The paper includes the ELO for just the NN. I believe it's professional level but not superhuman, but you should check if you really need to know. However, note that Alphazero's actual play doesn't use MCTS at all, it uses a simple tree search which only descends a few ply.
Thanks for your answer! But I'm afraid I'm confused on both counts.
I couldn't, and still can't, find "ELO for just the NN" in the paper... :-( I checked the arxiv version and preprint version.
As for "actual play doesn't use MCTS at all", well the authors say it does use MCTS... Am I misunderstanding the authors, or are you saying that the "thing the authors call MCTS" is not actually MCTS? (For example, I understand that it's not actually random.)
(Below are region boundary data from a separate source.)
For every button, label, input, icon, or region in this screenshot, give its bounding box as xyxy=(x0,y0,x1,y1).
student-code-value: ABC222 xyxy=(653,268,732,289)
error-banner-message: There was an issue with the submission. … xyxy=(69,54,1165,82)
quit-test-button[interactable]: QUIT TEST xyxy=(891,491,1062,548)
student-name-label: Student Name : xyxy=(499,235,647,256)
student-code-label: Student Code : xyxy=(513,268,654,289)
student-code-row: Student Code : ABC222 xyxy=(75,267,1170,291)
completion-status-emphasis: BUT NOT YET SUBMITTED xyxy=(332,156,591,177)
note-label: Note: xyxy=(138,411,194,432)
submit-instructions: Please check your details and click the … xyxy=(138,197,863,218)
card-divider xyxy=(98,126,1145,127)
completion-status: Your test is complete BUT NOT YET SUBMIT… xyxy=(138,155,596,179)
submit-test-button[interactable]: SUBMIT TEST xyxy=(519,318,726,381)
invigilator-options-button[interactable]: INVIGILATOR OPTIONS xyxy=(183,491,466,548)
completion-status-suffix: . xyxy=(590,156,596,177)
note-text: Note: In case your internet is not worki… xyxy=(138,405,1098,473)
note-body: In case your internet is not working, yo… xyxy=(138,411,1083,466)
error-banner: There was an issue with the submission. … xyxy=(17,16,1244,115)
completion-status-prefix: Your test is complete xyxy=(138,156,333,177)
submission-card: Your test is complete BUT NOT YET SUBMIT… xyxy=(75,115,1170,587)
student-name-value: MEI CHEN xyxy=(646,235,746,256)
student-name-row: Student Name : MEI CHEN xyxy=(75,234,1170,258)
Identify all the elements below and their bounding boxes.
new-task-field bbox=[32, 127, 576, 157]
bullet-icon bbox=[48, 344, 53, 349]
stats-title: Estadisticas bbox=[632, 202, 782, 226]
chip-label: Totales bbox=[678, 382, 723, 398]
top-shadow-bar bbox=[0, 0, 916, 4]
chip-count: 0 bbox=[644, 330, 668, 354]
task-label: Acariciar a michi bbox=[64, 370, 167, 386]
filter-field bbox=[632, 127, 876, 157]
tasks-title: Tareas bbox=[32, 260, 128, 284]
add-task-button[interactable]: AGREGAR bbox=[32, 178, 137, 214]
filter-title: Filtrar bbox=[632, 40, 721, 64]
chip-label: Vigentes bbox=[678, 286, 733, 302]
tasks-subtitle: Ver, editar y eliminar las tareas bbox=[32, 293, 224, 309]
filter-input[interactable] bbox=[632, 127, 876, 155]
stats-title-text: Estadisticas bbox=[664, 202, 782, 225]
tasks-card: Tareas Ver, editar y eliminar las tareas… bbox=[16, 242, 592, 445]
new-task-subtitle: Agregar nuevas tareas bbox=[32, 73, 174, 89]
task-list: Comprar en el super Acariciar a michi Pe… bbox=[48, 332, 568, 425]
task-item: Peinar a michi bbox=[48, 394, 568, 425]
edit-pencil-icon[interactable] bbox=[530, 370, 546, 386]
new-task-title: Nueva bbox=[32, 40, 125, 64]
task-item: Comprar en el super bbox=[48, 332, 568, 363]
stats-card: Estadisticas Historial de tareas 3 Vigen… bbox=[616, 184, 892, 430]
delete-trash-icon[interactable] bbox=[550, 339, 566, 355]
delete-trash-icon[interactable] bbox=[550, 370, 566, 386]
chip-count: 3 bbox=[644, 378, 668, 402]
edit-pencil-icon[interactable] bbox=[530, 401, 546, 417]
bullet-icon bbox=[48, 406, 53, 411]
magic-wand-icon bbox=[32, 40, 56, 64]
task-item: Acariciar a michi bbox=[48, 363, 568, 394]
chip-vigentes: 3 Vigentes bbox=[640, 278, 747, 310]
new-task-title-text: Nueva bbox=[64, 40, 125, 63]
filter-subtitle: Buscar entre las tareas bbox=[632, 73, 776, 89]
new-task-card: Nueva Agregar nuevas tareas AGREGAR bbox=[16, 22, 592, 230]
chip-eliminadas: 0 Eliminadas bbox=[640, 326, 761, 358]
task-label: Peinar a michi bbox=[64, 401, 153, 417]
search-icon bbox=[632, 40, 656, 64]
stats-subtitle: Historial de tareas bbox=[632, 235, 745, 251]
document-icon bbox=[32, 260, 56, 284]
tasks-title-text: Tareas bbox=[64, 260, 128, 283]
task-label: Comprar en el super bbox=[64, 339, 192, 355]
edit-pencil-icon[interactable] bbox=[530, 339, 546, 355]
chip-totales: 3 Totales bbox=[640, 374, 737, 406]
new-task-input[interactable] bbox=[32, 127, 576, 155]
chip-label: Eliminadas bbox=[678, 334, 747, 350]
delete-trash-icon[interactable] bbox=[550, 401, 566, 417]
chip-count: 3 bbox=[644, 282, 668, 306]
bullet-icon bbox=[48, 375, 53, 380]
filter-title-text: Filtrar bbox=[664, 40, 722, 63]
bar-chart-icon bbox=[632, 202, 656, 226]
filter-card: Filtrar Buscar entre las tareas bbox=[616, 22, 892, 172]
But it does use MCTS in training. You might say that it uses MCTS to generate a better player to learn from.
This is incorrect. It is International Master-level without tree search. Good amateur, but there are >1000 players in the world that are better.
And it is neither MCTS or a "simple tree search", it uses PUCT, often calculating very deeply in a few lines.
One component of AlphaZero is a neural net which takes a board position as input, and outputs a guess about how good the position is and what a good next move would be. It combines this neural net with Monte Carlo Tree Search (MCTS) that plays out different ways the game could go, before choosing the move. The MCTS is used both during self-play to train the neural net, and during competitive test-time. I'm mainly curious about whether the latter is necessary.
So my question is: Once you have the fully-trained AlphaZero system, if you then turn off the MCTS and just choose moves directly with the neural net policy head, is it any good? Is it professional-level, amateur-level, child-level?
(I think this would be a fun little data-point related to discussions of how powerful an AI can be with and without mesa-optimization / search-processes using a generative environmental model.)